Jean-Louis Bourlanges :
Nous sommes tous trois très sensibles à la dimension personnelle du général de Gaulle, à son héroïsme et à son talent. Il y a une dimension aventurière dans son chemin qui est effectivement magnifique, le dernier vrai moment romantique de l’Histoire de France, très propice à la nostalgie. Je crois également que nous avons du mal à en tirer des enseignements vraiment opérationnels. Vous dites qu’il méprisait un peu les élites et vous avez raison, mais j’irai plus loin : il méprisait un peu tout le monde. Il disait par exemple « les Français sont des veaux ». Essayez de dire cela aujourd’hui, vous verrez ce que vous répondront les Gilets Jaunes. Et malgré son opposition aux élites, ses réformes étaient strictement encadrées. Ainsi les trois grandes réformes de Michel Debré structurent-elles un nouveau rapport entre l’Etat et les élites : la réforme agricole, qui modernise l’agriculture avec les grands propriétaires fonciers et les grands céréaliers, la réintégration de l’école privée dans le secteur public, c’est-à-dire une pacification avec l’Eglise, et enfin la réforme hospitalière qui introduit les grands professeurs dans la modernisation de l’hôpital.

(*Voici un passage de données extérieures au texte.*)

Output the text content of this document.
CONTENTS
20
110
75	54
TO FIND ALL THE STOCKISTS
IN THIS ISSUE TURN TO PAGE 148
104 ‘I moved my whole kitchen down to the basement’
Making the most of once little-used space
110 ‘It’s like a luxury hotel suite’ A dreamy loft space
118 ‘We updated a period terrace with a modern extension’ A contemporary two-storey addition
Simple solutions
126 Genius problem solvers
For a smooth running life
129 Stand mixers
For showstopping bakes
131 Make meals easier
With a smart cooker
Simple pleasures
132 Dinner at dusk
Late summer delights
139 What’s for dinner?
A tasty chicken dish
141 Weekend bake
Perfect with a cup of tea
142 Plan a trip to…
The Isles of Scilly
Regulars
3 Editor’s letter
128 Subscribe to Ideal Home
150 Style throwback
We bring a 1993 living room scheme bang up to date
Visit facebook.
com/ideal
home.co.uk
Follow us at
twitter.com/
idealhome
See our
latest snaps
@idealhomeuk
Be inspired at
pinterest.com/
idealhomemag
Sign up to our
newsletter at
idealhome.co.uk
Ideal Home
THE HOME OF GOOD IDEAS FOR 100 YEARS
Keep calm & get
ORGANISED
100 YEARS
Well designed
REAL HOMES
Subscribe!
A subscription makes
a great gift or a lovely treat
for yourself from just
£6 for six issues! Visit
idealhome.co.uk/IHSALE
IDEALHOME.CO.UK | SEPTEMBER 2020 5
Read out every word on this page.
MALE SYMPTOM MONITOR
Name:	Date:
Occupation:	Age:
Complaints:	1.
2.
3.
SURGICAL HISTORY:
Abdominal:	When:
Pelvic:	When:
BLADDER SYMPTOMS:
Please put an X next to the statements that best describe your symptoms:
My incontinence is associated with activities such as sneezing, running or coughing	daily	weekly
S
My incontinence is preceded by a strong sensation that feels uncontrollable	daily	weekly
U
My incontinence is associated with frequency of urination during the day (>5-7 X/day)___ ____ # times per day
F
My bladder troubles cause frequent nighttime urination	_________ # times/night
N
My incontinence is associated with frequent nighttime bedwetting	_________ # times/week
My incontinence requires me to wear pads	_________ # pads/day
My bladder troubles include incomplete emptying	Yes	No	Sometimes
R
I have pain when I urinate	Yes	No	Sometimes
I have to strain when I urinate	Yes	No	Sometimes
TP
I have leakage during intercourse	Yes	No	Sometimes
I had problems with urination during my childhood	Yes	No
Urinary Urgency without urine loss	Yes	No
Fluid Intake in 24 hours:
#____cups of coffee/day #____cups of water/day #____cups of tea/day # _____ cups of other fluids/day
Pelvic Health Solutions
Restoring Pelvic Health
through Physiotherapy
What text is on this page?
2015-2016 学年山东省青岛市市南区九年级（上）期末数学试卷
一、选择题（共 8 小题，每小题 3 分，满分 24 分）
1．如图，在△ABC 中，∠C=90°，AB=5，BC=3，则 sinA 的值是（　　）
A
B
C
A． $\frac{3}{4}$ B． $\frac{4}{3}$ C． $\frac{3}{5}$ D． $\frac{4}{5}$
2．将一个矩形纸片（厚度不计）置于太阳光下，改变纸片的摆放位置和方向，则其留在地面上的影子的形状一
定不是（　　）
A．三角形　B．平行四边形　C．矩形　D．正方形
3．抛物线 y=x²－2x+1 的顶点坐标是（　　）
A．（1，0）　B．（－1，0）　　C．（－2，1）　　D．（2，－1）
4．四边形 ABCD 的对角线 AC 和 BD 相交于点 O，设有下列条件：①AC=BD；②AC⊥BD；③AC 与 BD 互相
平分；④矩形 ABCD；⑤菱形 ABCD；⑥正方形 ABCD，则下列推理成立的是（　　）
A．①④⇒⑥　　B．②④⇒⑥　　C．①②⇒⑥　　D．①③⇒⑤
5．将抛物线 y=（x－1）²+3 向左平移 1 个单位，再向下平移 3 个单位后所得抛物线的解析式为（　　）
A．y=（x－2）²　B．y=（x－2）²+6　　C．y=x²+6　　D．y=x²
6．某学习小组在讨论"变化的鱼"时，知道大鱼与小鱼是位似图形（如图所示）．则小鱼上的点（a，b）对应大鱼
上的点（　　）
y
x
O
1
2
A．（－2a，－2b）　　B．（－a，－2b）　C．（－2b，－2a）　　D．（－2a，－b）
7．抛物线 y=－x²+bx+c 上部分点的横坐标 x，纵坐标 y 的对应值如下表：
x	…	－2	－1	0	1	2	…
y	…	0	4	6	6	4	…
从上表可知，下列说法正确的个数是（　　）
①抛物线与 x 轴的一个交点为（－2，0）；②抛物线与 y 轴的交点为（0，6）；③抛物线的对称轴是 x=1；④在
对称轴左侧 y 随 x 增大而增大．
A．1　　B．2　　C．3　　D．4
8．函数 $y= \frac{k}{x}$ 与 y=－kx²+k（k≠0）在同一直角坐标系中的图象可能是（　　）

Vous avez raison de décrire notre époque comme profondément divisée et mesquine, mais comparer les époques n’apporte rien à de Gaulle lui-même, c’est simplement son époque qui était plus claire, lui n’était qu’un homme de son temps. Je reste convaincu que cette grande geste française est l’un des facteurs de cette difficulté qu’a la France à être adaptée au monde dans lequel elle est. La France est une puissance moyenne et elle doit s’accepter comme telle. Elle a des intérêts à défendre et des valeurs à faire passer, elle ne peut le faire qu’en s’accordant à d’autres. Notre seule chance dans un monde si divisé c’est de construire une Europe vraiment solidaire, non par seule bonté d’âme mais pour pouvoir défendre nos intérêts. Y arriverons-nous ? Je l’ignore, mais je sais en tous cas que nous n’avons une chance de le faire que si nous parvenons à dépasser « l’exclusivisme » français hérité de de Gaulle. Le devoir de la France aujourd’hui est de construire des alliances et trouver des partenaires sans qui nous serons mangés tout crus par la Américains, les Chinois, les Russes, les islamistes ou que sais-je. Nous avons pour cela à imaginer des choses qui ne l’ont pas été par le général de Gaulle.